Augenzeuge berichtet von größerer Schlägerei in Schwandorfs Innenstadt: „War ein riesen Tumult!“

Die Schlägerei im Zentrum der Großen Kreisstadt, bei der am Freitagabend rund ein Dutzend Männer aneinandergeraten waren, sorgt weiter für Gesprächsstoff. Nun haben sich ein Augenzeuge und Schwandorfs Oberbürgermeister Andreas Feller (CSU) zu den Szenen geäußert.
Ein Passant, der die Schlägerei beobachten konnte, berichtete der MZ von chaotischen Szenen. „Das war ein riesiger Tumult. Die Situation war sehr unübersichtlich“, sagte der Schwandorfer. Es sei offensichtlich gewesen, dass die beiden Gruppen verfeindet waren. „Da muss es im Vorfeld was gegeben haben“, mutmaßte der Passant. Er selbst habe geschaut, schnell weiterzukommen. „Da hat man schon Angst bekommen“, sagte der Augenzeuge.
Da hat man schon Angst bekommen.
Ein Augenzeuge über die Schlägerei
In den sozialen Netzwerken hatten sich die Schlägerei und Bilder vom Einsatz wie ein Lauffeuer verbreitet. Einige User hatten unter den Beiträgen in Kommentaren ihre Meinung kundgetan. Oft war von Sorge über die Entwicklung in Schwandorf die Rede. Gar von „Clanstrukturen“ wurde teilweise gesprochen.
Schwandorfs Oberbürgermeister Andreas Feller fordert Aufklärung
Oberbürgermeister Andreas Feller (CSU) bedauerte den Vorfall auf Anfrage der MZ. „Die Umstände sind zu beleuchten“, sagte der Rathauschef. Er vertraue hier ganz auf die „vorbildliche Arbeit“ der Polizei und des Ordnungsamtes.
Wie berichtet, war eine Vielzahl an Polizeistreifen und Rettungswagen am Freitagabend in der Schwandorfer Innenstadt im Einsatz gewesen. Laut Polizeihauptkommissar Klaus Brunner waren zuvor in der Schwaigerstraße zwei arabisch-stämmige Gruppen, überwiegend Iraker und Syrer, aneinander geraten.
Nach ersten Erkenntnissen der Polizei war die Rauferei wohl eine Vergeltungstat. Dies bestätigten die weiteren Ermittlungen. Am Sonntag sprach die Polizei davon, dass offenbar zwei rivalisierende Gruppen aneinander geraten waren.
Ermittlungen wegen gefährlicher Körperverletzung
An der Schlägerei in einem Hinterhof zwischen der Sparkassen-Hauptgeschäftsstelle und dem Imbiss „Kochlöffel“ sollen rund ein Dutzend Männer beteiligt gewesen sein.
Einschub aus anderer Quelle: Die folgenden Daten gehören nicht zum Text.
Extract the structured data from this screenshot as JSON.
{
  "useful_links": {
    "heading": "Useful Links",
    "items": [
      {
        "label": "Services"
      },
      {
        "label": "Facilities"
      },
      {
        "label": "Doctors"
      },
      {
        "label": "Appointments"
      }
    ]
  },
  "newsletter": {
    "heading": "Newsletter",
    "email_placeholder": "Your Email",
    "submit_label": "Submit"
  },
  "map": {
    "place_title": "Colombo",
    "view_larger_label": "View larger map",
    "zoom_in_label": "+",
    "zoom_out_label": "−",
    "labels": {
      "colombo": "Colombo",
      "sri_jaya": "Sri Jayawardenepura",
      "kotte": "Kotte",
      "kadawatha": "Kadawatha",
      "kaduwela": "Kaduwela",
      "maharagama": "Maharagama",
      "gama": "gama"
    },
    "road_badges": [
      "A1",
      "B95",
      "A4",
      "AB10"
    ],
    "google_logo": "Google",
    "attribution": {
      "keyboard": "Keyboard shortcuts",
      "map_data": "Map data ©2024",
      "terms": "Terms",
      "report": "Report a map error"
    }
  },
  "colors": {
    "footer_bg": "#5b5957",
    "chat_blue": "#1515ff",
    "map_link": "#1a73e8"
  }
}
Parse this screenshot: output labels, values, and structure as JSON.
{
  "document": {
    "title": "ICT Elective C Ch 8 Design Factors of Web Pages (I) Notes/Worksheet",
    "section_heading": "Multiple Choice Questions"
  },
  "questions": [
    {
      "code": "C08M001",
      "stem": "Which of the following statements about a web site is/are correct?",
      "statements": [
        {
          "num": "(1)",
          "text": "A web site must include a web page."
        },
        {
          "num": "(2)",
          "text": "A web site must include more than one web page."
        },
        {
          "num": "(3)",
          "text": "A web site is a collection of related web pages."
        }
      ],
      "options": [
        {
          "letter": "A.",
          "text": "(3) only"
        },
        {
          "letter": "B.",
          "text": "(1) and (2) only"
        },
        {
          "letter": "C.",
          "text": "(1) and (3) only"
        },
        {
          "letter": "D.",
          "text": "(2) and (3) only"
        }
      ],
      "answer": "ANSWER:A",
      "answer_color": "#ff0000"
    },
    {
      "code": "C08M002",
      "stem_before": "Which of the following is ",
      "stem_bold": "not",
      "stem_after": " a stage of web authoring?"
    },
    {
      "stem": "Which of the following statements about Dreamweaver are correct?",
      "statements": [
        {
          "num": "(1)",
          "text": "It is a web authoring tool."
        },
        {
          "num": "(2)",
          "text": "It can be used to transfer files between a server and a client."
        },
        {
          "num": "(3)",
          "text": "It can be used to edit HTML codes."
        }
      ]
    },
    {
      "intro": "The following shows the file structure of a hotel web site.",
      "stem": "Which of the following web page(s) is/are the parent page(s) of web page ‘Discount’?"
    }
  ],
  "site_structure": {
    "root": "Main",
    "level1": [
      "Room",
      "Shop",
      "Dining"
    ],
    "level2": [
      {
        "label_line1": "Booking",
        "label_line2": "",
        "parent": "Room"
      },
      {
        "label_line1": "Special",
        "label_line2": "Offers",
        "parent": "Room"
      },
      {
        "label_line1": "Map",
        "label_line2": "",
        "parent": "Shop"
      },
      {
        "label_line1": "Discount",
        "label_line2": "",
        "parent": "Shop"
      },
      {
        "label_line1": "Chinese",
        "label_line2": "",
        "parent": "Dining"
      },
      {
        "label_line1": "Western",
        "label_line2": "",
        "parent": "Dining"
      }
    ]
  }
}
Waffen wie Messer seien nicht im Spiel gewesen. Die Hintergründe der Rauferei seien derzeit Gegenstand der Ermittlungen, so die Polizei. Als Straftatbestand stehe unter anderem gefährliche Körperverletzung im Raum. Eine Gefahr für die Bevölkerung habe nicht bestanden.
Laut Polizei gab es bei der Schlägerei vier Leichtverletzte. Sie wurden vom Rettungsdienst in umliegende Krankenhäuser gebracht. Den Einsatz hatten einige Schaulustige verfolgt. Der Verkehr in der Friedrich-Ebert-Straße kam zeitweise zum Erliegen. Neben Polizei und Rettungsdienst war auch der städtische Außendienst Ordnungsamt (ADO) vor Ort. Die Feuerwehr Schwandorf leuchtete den Tatort zur Beweisaufnahme aus.